6.2.2 Mechanism of Action & SAR
Mechanism: Uncharged form diffuses into nerve axon → protonation→ cation binds intracellular domain of voltage‑gated Na⁺ channels → prevents Na⁺ influx → no action potential propagation.
SAR Elements:
Aromatic Ring: Lipophilicity → potency & duration.
Linkage (Ester vs. Amide): Metabolic stability and allergenicity.
Tertiary Amine: pKa determines fraction of unionized drug at physiologic pH → onset speed.
6.2.3 Pharmacokinetics & Administration
Onset: Faster when pKa ≈ physiological pH (7.4).
Duration: Proportional to lipid solubility & protein binding.
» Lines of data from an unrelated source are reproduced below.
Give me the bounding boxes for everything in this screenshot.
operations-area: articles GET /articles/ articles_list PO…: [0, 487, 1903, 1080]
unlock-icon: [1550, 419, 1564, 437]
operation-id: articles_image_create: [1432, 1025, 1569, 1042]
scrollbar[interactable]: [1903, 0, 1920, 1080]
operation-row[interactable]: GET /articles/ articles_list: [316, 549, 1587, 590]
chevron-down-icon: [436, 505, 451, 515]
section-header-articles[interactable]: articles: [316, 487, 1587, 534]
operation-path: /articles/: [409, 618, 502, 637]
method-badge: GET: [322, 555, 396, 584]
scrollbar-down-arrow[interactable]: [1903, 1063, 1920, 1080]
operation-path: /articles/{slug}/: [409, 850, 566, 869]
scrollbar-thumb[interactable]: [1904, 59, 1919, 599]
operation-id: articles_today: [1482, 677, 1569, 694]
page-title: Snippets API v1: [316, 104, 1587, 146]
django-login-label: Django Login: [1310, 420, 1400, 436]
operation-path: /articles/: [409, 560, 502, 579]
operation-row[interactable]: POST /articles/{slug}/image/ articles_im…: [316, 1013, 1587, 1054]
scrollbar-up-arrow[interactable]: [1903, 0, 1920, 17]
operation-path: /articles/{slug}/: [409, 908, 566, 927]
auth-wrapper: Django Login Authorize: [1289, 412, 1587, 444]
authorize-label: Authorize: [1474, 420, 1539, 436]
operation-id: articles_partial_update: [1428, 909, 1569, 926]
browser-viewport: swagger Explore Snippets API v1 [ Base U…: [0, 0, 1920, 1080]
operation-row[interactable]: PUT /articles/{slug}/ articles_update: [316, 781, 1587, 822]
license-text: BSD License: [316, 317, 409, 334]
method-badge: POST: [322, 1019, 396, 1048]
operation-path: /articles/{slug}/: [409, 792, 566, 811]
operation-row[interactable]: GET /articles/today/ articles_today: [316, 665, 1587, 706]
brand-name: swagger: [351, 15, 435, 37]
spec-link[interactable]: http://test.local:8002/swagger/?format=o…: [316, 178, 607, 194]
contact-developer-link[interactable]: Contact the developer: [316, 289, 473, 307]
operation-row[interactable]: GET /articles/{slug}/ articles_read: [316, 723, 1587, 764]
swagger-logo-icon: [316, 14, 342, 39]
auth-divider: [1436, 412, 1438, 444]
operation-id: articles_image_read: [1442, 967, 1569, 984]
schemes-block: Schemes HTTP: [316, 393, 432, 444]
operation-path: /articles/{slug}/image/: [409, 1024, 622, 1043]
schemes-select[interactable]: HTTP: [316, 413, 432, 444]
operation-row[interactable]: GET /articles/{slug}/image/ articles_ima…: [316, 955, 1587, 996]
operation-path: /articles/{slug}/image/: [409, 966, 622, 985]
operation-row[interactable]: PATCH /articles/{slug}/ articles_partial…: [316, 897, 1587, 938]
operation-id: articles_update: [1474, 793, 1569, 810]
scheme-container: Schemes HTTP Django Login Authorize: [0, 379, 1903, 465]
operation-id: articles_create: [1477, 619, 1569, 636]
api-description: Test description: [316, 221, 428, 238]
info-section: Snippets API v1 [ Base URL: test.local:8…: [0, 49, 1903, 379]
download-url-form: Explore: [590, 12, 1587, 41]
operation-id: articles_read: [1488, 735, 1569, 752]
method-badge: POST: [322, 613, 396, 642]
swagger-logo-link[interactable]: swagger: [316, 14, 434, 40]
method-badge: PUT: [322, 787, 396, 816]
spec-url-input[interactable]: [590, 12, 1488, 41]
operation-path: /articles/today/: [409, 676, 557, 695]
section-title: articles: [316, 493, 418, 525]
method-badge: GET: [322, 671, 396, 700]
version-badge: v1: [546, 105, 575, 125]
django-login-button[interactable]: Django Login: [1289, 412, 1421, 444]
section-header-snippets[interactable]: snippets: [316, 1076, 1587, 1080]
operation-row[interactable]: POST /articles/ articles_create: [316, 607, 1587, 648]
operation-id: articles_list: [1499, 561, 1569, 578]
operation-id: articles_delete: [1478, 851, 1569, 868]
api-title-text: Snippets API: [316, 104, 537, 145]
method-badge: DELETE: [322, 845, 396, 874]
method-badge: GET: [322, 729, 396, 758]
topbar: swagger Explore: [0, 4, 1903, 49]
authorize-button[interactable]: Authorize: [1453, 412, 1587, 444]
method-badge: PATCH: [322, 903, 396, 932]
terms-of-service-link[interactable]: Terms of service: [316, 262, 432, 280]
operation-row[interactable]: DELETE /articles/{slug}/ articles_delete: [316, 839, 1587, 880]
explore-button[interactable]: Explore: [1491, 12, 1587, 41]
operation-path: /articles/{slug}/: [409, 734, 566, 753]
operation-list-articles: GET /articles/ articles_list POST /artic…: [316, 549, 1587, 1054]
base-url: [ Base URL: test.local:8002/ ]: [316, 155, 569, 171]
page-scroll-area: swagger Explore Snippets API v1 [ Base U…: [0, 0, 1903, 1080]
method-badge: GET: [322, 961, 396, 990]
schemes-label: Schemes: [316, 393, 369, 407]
Epinephrine Co‑administration: Vasoconstricts local vessels → prolongs effect, reduces systemic absorption.
Routes: Topical, infiltration, peripheral nerve blocks, epidural/spinal anesthesia.
6.2.4 Toxicity & Management
Local Reactions: Tissue irritation; transient neurologic symptoms (TNS) post‐spinal lidocaine.
Systemic Toxicity:
CNS: Initial excitation (tremors, seizures) → depression (coma, respiratory arrest).
Cardiovascular: Hypotension, arrhythmias, cardiac arrest.
Treatment: Supportive care; intravenous lipid emulsion therapy in severe cardiotoxicity.
Key Takeaways for Exams
Antidiabetics: Match each class to its mechanism, dosing profile, and principal adverse effects.
Insulin Regimens: Understand onset/duration curves for basal–bolus planning.
Local Anesthetics: Differentiate esters vs. amides by metabolism, allergy risk, and relate pKa/lipophilicity to clinical onset/duration.
Toxicity Management: Recognize hypoglycemia signs and local anesthetic systemic toxicity protocols.